The Rio Olympics have not yet proved to be the disaster that some had feared. Zika still lurks about, of course, but we haven't heard the kind of humiliating tales of catastrophes small and large that dogged the Sochi Winter Olympics in 2014.

The best case, however, is still a disaster — for the host. Brazil has spent an estimated $12 billion on the Games, and while much of it has gone to upgrading infrastructure, much of it doesn't have great long-term payoffs, such as arenas in which to stage little-watched events. This by a country whose economy has been rocked recently by the bursting of the global commodity bubble.

"Disaster" is not hyperbole. When I was in Greece last year to report on the elections and the refugee crisis, virtually everyone I spoke to agreed that the 2004 Athens Olympics had been the apex of modern Greece. Virtually everyone I spoke to also agreed that the Games had dealt a painful blow to Greece's economic condition. The government borrowed a great deal of money to spend on facilities that couldn't be used for anything after the Games had passed.

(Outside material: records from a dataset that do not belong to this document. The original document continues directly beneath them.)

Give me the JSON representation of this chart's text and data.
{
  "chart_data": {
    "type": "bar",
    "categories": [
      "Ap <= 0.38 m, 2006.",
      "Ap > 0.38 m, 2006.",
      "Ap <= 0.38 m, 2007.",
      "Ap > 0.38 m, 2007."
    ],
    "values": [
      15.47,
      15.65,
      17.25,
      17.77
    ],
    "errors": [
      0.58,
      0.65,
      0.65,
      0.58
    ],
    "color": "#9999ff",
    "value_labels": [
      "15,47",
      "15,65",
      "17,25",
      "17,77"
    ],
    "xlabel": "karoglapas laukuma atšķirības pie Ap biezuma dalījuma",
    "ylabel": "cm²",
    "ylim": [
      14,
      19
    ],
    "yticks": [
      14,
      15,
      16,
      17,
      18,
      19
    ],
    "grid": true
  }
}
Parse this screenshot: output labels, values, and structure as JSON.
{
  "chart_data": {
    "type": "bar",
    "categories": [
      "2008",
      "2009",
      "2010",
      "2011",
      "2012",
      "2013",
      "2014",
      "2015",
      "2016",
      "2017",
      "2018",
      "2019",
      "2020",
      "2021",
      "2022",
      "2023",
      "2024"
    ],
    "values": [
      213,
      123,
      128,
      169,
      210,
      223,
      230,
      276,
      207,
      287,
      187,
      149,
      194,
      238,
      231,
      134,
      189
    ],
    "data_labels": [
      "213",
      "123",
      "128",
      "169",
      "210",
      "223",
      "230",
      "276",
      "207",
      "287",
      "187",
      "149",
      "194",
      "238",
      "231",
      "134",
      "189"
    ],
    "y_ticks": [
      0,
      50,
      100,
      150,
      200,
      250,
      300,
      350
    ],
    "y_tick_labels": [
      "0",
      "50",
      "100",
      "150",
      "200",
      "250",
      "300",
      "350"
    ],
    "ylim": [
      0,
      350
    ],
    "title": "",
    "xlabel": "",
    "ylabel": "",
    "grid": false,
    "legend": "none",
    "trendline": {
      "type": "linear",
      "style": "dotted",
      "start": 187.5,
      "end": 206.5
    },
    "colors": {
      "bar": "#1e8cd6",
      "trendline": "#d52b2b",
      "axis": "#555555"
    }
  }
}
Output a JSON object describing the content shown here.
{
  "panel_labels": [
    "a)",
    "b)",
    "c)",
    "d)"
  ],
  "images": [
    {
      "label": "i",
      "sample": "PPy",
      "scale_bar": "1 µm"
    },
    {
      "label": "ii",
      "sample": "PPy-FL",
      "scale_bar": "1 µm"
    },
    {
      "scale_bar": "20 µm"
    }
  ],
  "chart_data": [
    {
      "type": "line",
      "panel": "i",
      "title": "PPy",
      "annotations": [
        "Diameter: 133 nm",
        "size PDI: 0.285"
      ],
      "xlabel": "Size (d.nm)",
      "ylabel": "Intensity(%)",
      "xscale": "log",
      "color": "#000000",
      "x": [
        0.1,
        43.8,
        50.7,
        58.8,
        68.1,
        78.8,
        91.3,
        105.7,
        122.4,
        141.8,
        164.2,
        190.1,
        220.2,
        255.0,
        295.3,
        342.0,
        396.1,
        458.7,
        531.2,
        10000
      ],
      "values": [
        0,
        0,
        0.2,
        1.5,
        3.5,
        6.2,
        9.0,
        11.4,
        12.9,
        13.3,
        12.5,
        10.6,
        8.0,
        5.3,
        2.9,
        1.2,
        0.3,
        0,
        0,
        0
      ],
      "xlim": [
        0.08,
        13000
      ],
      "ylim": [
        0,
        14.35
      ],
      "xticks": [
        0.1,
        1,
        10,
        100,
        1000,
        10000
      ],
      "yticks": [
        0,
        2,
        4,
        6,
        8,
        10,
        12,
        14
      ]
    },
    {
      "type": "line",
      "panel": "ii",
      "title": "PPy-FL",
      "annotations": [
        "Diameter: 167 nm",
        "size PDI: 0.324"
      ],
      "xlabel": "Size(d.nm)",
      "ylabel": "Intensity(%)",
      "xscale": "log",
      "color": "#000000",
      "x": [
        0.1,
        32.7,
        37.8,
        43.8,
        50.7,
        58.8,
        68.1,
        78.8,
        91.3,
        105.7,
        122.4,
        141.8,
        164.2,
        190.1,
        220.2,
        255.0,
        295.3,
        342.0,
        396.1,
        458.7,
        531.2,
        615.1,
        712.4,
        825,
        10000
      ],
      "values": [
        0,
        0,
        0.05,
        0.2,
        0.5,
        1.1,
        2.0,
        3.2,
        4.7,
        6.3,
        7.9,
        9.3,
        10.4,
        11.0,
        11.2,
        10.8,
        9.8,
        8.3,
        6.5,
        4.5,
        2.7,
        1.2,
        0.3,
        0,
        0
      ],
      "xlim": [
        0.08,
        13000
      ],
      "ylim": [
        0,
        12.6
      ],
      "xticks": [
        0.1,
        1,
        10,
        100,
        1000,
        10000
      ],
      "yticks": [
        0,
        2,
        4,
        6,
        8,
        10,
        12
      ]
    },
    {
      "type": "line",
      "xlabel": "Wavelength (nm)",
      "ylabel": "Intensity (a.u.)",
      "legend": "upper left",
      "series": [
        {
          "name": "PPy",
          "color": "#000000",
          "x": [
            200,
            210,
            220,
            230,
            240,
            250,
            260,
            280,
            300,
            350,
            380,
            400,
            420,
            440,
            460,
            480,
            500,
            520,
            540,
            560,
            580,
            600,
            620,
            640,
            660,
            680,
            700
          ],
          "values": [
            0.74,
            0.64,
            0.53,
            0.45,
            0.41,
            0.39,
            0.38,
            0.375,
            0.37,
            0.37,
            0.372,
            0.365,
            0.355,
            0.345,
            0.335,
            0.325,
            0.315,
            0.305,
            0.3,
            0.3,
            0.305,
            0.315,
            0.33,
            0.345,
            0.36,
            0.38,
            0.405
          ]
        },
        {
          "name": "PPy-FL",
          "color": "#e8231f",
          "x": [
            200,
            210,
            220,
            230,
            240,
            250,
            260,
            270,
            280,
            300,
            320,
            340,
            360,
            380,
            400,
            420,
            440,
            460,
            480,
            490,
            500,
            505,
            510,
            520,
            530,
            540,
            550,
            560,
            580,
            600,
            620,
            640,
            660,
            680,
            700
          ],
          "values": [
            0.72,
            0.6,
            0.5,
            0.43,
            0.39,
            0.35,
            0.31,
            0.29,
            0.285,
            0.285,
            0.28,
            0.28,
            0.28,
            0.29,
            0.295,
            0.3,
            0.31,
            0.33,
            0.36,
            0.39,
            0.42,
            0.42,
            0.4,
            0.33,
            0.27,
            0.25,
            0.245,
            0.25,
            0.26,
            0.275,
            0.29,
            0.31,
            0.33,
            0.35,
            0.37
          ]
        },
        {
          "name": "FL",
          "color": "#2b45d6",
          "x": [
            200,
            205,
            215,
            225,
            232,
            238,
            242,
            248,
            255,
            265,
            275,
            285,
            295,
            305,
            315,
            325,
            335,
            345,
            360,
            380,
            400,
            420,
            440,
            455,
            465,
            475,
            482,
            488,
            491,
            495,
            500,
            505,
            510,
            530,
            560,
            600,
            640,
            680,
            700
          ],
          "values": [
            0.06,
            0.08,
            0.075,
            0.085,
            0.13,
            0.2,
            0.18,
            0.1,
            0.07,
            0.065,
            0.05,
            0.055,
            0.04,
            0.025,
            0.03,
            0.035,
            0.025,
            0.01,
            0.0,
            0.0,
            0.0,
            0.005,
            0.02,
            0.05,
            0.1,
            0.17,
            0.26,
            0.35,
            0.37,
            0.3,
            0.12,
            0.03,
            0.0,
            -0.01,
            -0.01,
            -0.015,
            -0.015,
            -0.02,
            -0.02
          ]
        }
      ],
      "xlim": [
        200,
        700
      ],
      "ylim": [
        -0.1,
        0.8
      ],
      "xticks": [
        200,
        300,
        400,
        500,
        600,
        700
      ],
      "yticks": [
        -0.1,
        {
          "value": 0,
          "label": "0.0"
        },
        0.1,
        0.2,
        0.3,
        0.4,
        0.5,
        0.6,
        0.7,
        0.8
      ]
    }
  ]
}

Nor is this unusual. Local boosters frequently argue that the Olympics will produce a veritable tsunami of economic benefits. The reality, as the Economist says, is that "prudent city governments should avoid the contests at all costs." This does not really capture it. Prudent city governments should run screaming from any proposals to host the Olympics, and napalm the spot where the proposals were found, just to be safe.

Start with all of those custom facilities, which have to be built quickly and to an absolutely hard deadline. (Hello, cost overruns!) Add in the need to transport people between the venues, requiring costly infrastructure upgrades. Toss in the fact that after the Olympics have passed on to the next population center, all of those sites will need to be maintained — or turned into something else. You can see how this might be bad news for prudent fiscal types.

And the economic benefits? Cities that host the Olympics don't even necessarily see a burst of tourism. Although the Olympics certainly attract a lot of sports fans, they scare off a lot of other tourists who want to avoid the traffic and other associated headaches. According to the Economist, "Beijing and London both attracted fewer visitors during their Summer Olympics in 2008 and 2012, respectively, than they had in the same period a year earlier."

And while some of the facilities can be repurposed for revenue-generating sports, that's less comfort than you'd think, because publicly financed stadiums in general have a lousy record at boosting local economic activity.

And while some of the infrastructure improvements, such as investment in roads, may pay off, the fact that these investments are concentrated on moving people between Olympic venues, rather than moving people to places they go during the 99 percent of their lives when the Olympics are not in town, makes even this potential upside dubious.

The debt to finance these "investments," on the other hand, is permanent and can be a heavy burden to countries in financial trouble. The long planning cycle necessary to stage an Olympics — Rio's bid was accepted in 2008 — means that a country like Brazil can take on the obligations during boom times, then be forced to cough up billions later on, when the economy is going through a rough patch. This is no way to run a sporting event.

We could, as Megan Greenwell recently suggested in Wired, hold the Olympics in multiple cities, so that the pain would not fall too heavily on any one place. Allow various cities to invest in permanent venues for one sport they do particularly well, which would both minimize the cost and allow countries to get really, really good at hosting their one sport.

But this gives up on the idea of the Olympics, which are supposed to be a great coming together of athletes from every country and many sports.

There's another alternative: We have a traditional Olympics. Really traditional. As in, we hold them in the same spot every time. Somewhere like ... Greece, where the Olympics were invented.

That is the suggestion of Paul Glastris, editor of the Washington Monthly. The Olympic Games, after all, do not just involve a lot of investment in physical capital; they also involve developing human capital, which is completely wasted when the Olympics leave town. (I should disclose that Glastris is, himself, of Greek extraction and was invaluable to me when I made my reporting trip to Athens. But that doesn't make his proposal any less sensible.)

Picking a single city sidesteps this problem. And making it Athens sidesteps a lot of the problems. Choosing a city will inevitably be fraught with political bitterness between north and south, east and west. Greece, unlike the rest of the international community, really does have a uniquely strong claim to become the permanent host of the Games. Granting that claim would let the rest of us off the hook for quadrennial white-elephant exhibitions.